Replacing veteran Stargate actress Amanda Tapping as the head of SG:A is Robert Picardo as Richard Woolsey. No stranger to scifi, Picardo is perhaps best known for his role as the holographic doctor on another spinoff, "Star Trek: Voyager." Voyager may have been less successful than Atlantis in carving its own niche, but Picardo emerged as a much-beloved actor.

In preparation for the series premiere, Picardo, along with SG-1 and Atlantis writer Joseph Mallozzi, sat down with journalists to discuss what's coming next for the show and for the character. As Robert Picardo puts it, he didn't set out to spend 10 years in a jumpsuit, but it's worked out pretty well for him. Check out the highlights from the interview, after the jump.

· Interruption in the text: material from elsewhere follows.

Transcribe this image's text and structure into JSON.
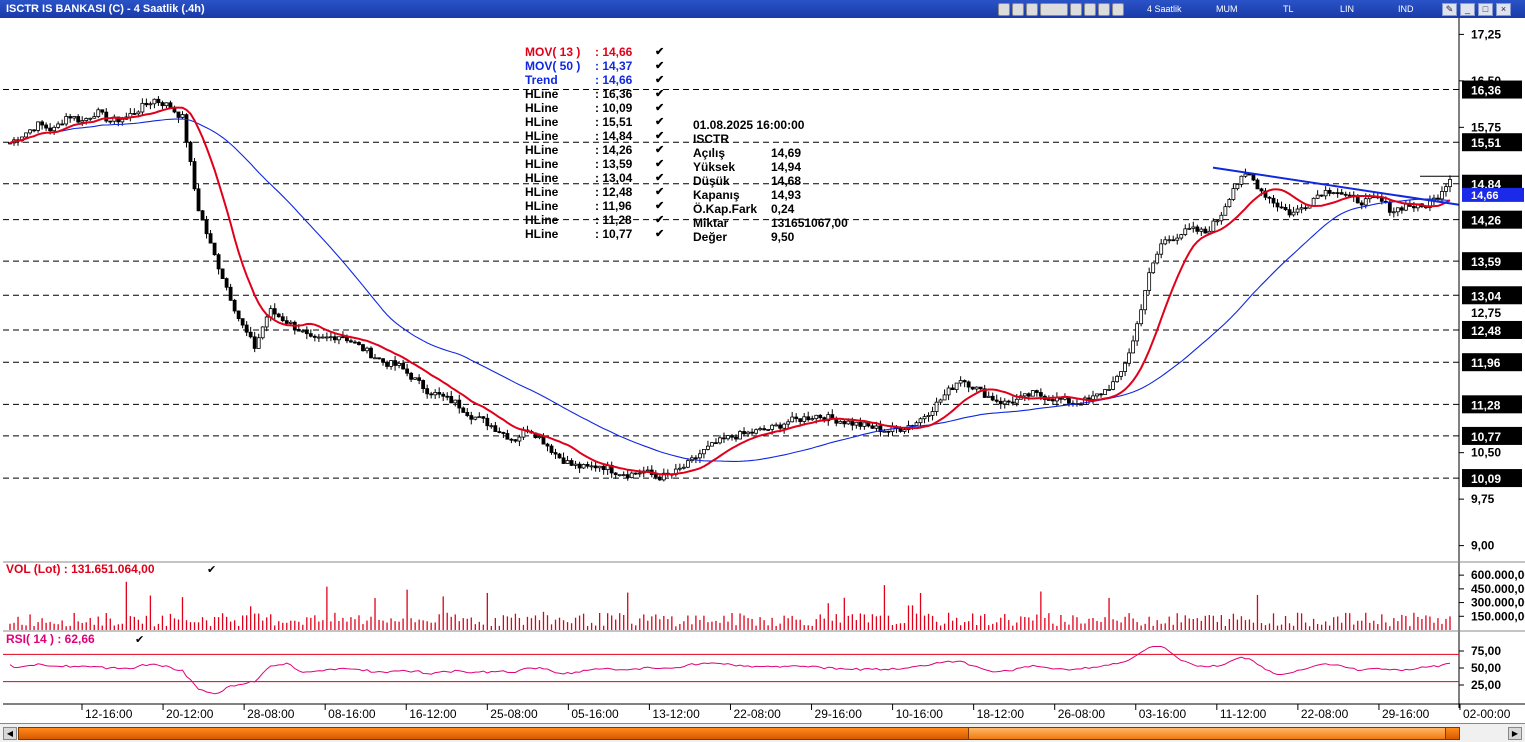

Teyla Emmagan (Rachel Luttrell) and Richard Woolsey (Robert Picardo)

A brief excerpt:

About Woolsey’s reintroduction to the show:

Robert Picardo: Woolsey appears briefly at the end of the season opener, “Search and Rescue,” which is a very exciting, action-oriented episode. He comes in and rather abruptly relieves Carter of command with his characteristic gruffness and lack, I think, of interpersonal skills.

So that’s your first experience of him. In the very next episode, which is called “The Seed,” he faces the first major crisis at his new command. It’s a very dramatic outing for the character. There’s not really much humor in that first one. And he learns the lesson that he can’t simply follow the rule book and do this job. By his own estimation, he’s broken protocol about five times in his first crisis.

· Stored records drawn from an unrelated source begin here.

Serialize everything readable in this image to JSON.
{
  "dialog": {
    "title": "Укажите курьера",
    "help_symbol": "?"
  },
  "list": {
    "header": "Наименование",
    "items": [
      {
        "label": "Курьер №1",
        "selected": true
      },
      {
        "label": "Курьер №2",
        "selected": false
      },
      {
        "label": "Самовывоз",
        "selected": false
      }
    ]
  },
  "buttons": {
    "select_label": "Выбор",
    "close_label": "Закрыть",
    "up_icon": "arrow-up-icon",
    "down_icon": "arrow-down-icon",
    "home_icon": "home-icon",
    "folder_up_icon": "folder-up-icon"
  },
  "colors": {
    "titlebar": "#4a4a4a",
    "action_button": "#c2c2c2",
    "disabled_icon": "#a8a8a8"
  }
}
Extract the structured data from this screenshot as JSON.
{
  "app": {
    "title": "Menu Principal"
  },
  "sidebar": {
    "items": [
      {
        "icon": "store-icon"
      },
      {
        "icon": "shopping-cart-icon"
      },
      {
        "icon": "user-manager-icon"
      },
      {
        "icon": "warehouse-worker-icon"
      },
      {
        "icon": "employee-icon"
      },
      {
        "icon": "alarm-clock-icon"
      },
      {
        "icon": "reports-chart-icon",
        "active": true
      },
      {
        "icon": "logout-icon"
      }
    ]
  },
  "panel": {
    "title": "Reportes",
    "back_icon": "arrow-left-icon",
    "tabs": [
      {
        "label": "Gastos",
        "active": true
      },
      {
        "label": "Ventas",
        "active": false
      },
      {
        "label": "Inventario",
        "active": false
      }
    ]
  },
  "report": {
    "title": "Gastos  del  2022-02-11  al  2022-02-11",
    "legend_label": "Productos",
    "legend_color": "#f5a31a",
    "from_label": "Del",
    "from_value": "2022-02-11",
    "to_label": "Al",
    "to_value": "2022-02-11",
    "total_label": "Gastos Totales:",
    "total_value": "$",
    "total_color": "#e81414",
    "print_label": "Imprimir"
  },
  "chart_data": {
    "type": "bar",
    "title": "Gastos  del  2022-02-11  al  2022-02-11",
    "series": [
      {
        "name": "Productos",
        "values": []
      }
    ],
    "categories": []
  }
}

And that puts him -- at the end of the show -- in a personal crisis because he’s always sort of defined himself as someone who knows the rule book, evaluates others ability to live by it and now in his first series of crisis command decisions he’s broken his own commitment to protocol in order to save a beloved member of the crew...

The very next episode of “Broken Ties,” although there’s plenty of adventure in the A story, there’s also kind of a B story of Woolsey getting used to the technology of the base.